With many years in the business and so much success, one might think that Toby has his life and career all figured out, but it’s his unmistakable vulnerability and the realization that he didn’t have to be perfect that led to the overarching theme of the album and the single “Beyond Me.”
“I’m a perfectionist by nature. Growing up I was taught that we should be able to look in the mirror and say “I got this. Give me the ball and I’ll shoot the three,” said Toby. “But I’m learning like never before that I have to be brave enough to look in the mirror and say “God, I don’t have this. I’m in over my head. I desperately need you. So take me to a place where I know I need you because that’s when I’m at my best.”
It’s with the same vulnerability that he fights the urge to become jaded. “I beg God,” Toby says laughing. “When I walk into write a song with other people we open with a prayer.
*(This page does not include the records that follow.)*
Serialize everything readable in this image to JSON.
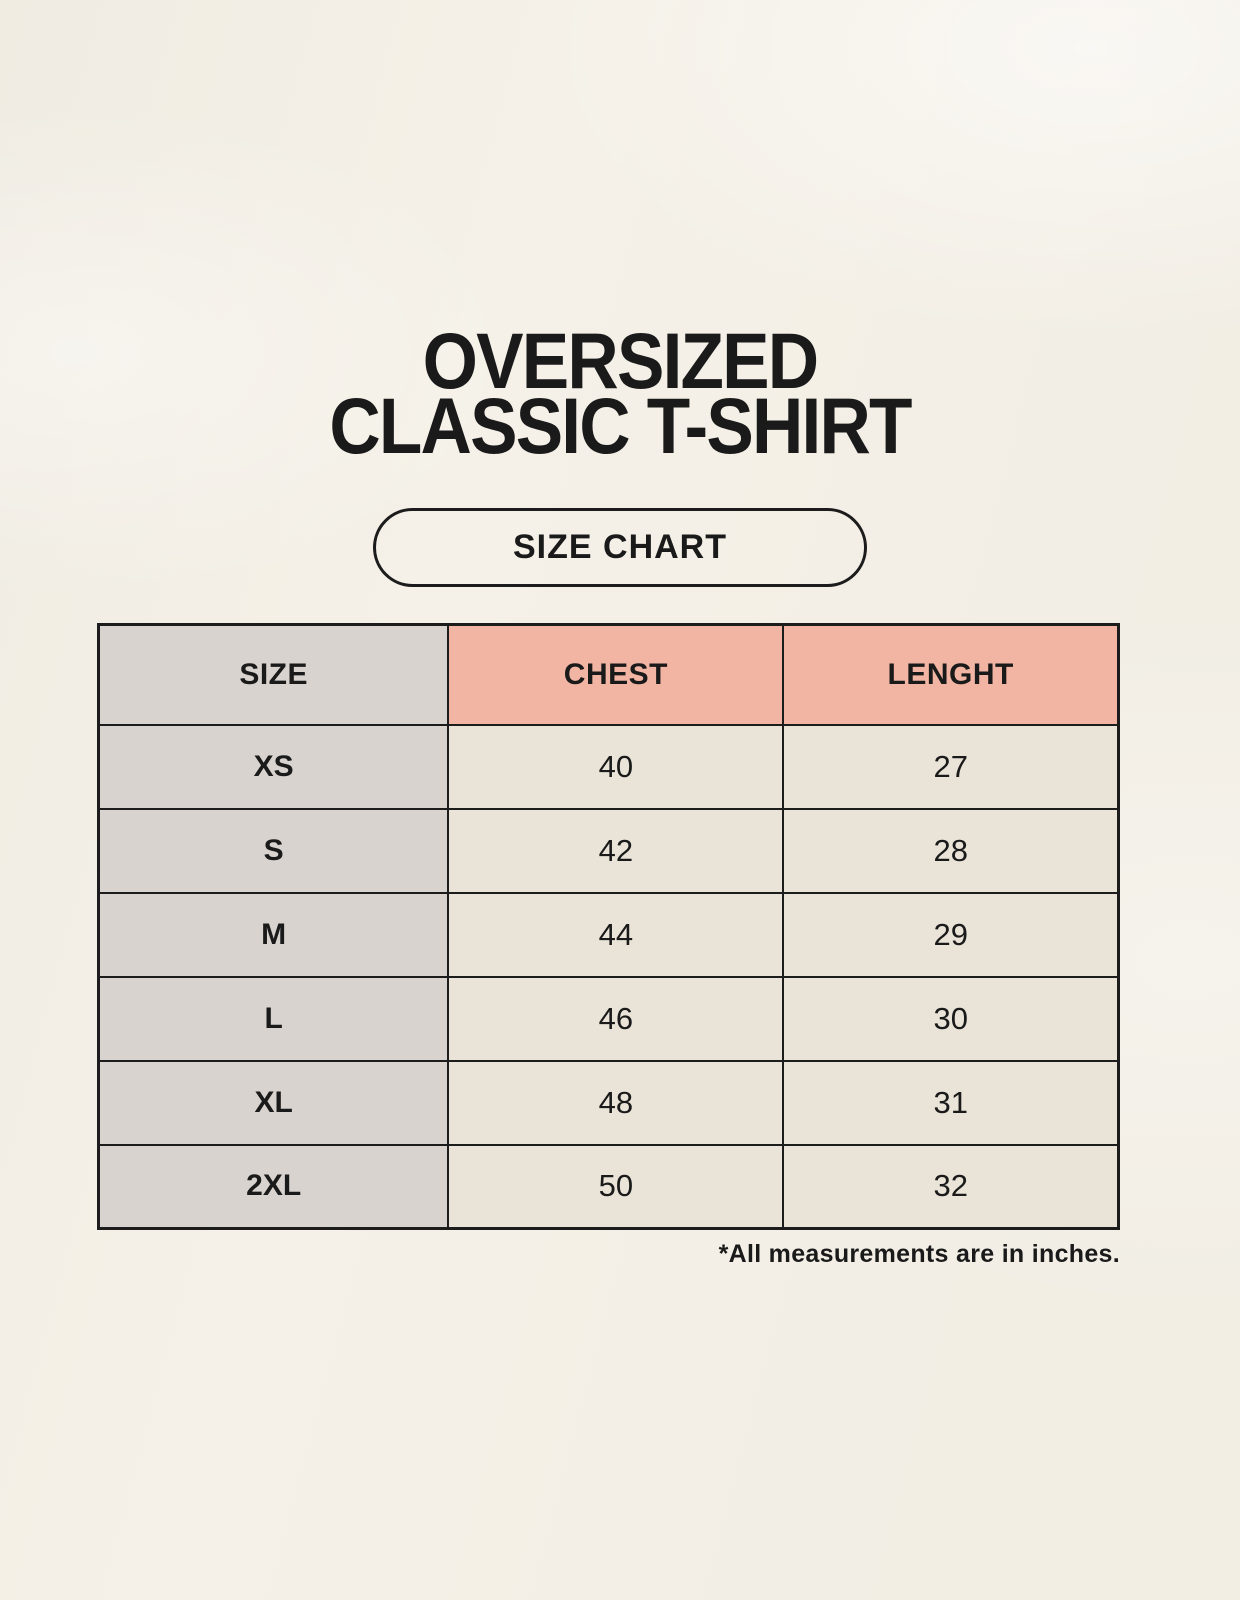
{
  "title": {
    "line1": "OVERSIZED",
    "line2": "CLASSIC T-SHIRT"
  },
  "size_chart_button": {
    "label": "SIZE CHART"
  },
  "footnote": "*All measurements are in inches.",
  "colors": {
    "background": "#f5f1e8",
    "size_column": "#d8d3ce",
    "header_accent": "#f2b5a3",
    "data_cell": "#e9e3d8",
    "border": "#1c1c1c",
    "text": "#1a1a1a"
  },
  "chart_data": {
    "type": "table",
    "title": "OVERSIZED CLASSIC T-SHIRT",
    "columns": [
      "SIZE",
      "CHEST",
      "LENGHT"
    ],
    "rows": [
      [
        "XS",
        40,
        27
      ],
      [
        "S",
        42,
        28
      ],
      [
        "M",
        44,
        29
      ],
      [
        "L",
        46,
        30
      ],
      [
        "XL",
        48,
        31
      ],
      [
        "2XL",
        50,
        32
      ]
    ],
    "units": "inches",
    "note": "*All measurements are in inches."
  }
}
I ask God to hollow me out so that He can breathe something in me that is beyond me. Something I’m not poetic enough to write, not smart enough to pen, but something that will turn eyes to Him. I still dare to believe that God can use a song to awaken someone to love. I still dare to believe that with every song I write and every concert I play. When you recognize your need for God - that is the sweet spot - that’s where I want to be. When you know you are in over your head and you know you can’t control the situation - that’s when God does something glorious.” At the end of the day, it doesn’t matter if it's a song, a show or a 30 second preview on iTunes, Toby hopes that through the messages of collaboration, diversity and love that are the cornerstone of This Is Not A Test, people will feel like they can tackle this thing called life.
“I want them to walk away saying “I feel good. I feel like I can love my spouse well. I can love my friends. I feel like I’m even open to having a conversation about who God is. I want them to know love is worth everything you put in. If that happens, then I’ve done what I wanted to do.”